Royal insights on smoking - BMJ
March 22, 2010
Wendy Moore
Monarchs
and their heirs are not always noted for their rational medical advice.
But James VI of Scotland, who became James I of England in 1603,
certainly earnt his nickname as "the wisest fool in Christendom" for
his visionary insights into smoking.
Published anonymously in
1604 but immediately credited to the king, A Counterblaste to Tobacco
flew in the face of prevailing medical opinion by outlining some of the
chief health risks of smoking more than three centuries before
scientists made the connection. Possibly the
first official antismoking campaign, the royal pamphlet highlighted
cost and passive smoking as two of the most powerful arguments against
tobacco, while it lamented that addiction, peer pressure, and fashion
were among the most difficult obstacles to overcome.
Introduced
into Europe in the previous century, tobacco had already gained an
enthusiastic following with the zealous encouragement of the medical
establishment. The Spanish physician Nicolas Monardes listed 36
illnesses in 1571 that smoking either cured or prevented, including
toothache, halitosis, and cancer. Since the plant had arrived from
North America at the same time as syphilis, tobacco was frequently
prescribed, with the scientific logic of the age, as an antidote to the
infection.
James I was having none of it. Employing the
xenophobia he knew was one of his strongest propaganda weapons, he
argued that just as the English disdained the customs of the French and
Spanish so they should n ot mimic
the "barbarous and beastly maners of the wilde, godlesse, and slavish
Indians."
And
with impeccable rationality the king speedily dismissed medical claims
that tobacco had cured illnesses ranging from gout to ague. Just
because a sick man got better after smoking did not prove that tobacco
caused his recovery, he argued. This was like an "olde harlot"
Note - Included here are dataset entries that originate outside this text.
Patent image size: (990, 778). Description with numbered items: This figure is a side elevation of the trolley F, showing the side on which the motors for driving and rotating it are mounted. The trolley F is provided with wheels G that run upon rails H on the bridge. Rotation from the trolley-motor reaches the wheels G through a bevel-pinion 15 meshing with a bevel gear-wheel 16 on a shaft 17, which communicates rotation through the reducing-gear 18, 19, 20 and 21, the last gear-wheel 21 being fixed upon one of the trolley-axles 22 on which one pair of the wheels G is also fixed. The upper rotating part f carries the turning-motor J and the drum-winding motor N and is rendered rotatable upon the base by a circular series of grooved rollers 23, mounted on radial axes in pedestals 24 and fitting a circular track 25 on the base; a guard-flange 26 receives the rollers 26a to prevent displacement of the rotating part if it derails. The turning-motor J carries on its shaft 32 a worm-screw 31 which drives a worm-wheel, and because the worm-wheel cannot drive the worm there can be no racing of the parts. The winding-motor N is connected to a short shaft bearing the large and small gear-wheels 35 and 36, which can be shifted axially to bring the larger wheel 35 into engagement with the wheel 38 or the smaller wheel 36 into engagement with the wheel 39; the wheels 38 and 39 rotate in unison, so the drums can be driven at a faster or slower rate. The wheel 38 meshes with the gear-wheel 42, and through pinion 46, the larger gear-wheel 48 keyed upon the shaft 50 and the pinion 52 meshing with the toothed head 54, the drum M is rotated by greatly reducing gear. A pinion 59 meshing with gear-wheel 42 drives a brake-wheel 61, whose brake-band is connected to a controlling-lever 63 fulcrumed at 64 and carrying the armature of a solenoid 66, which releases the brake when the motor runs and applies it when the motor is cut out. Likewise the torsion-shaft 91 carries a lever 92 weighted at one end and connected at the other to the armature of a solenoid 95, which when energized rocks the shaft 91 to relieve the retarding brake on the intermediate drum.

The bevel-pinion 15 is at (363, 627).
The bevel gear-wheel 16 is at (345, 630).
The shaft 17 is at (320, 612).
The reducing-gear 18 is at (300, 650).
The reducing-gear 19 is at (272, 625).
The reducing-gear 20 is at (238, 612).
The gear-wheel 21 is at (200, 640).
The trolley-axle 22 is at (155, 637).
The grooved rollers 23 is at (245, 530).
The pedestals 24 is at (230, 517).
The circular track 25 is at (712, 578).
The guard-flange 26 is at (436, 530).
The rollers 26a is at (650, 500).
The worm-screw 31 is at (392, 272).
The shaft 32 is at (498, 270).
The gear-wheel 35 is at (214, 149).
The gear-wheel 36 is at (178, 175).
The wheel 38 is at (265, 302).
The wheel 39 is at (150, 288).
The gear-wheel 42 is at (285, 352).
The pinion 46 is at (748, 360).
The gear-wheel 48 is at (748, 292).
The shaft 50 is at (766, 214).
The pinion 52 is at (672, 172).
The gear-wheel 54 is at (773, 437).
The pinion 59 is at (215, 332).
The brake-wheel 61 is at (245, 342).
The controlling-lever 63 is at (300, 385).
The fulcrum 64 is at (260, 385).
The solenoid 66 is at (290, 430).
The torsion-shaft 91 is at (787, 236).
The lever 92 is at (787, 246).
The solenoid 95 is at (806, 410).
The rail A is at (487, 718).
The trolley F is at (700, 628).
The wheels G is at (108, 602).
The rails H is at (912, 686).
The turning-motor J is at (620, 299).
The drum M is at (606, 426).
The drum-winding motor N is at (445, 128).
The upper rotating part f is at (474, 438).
attributing her long life to "harlotrie." The "natural course" of a
disease and the "apprehension and conceit of the patient" were more
likely to have effected the cure, he explained.
The habit of
smoking enslaved men who could no longer "forebear the same," cost up
to "foure hundred pounds a yeere," and pervaded public places with its
"filthy smoke and stinke," the king argued.
Furthermore, the custom was so prevalent that people felt obliged to smoke rather than seem "peevish and no good company" or, li
ke those
who ate garlic, so as not to be disgusted by the smell of it on others.
Rising
to a crescendo, James I condemned tobacco as a "custome lothsome to the
eye, hatefull to the Nose, harmefull to the braine, daungerous to the
Lungs, and in the blacke stinking fume thereof, neerest resembling the
horrible Stigian smoke of the pit that is bottomlesse." He should have
saved his breath. Medical professionals would blithely advocate smoking
for health for the next 350 years.
Sources: Anon (James I), A
Counterblaste to Tobacco, London, 1604; SL Gilman, X Zhou, eds, Smoke:
A Global History of Smoking, London: Reaktion, 2004.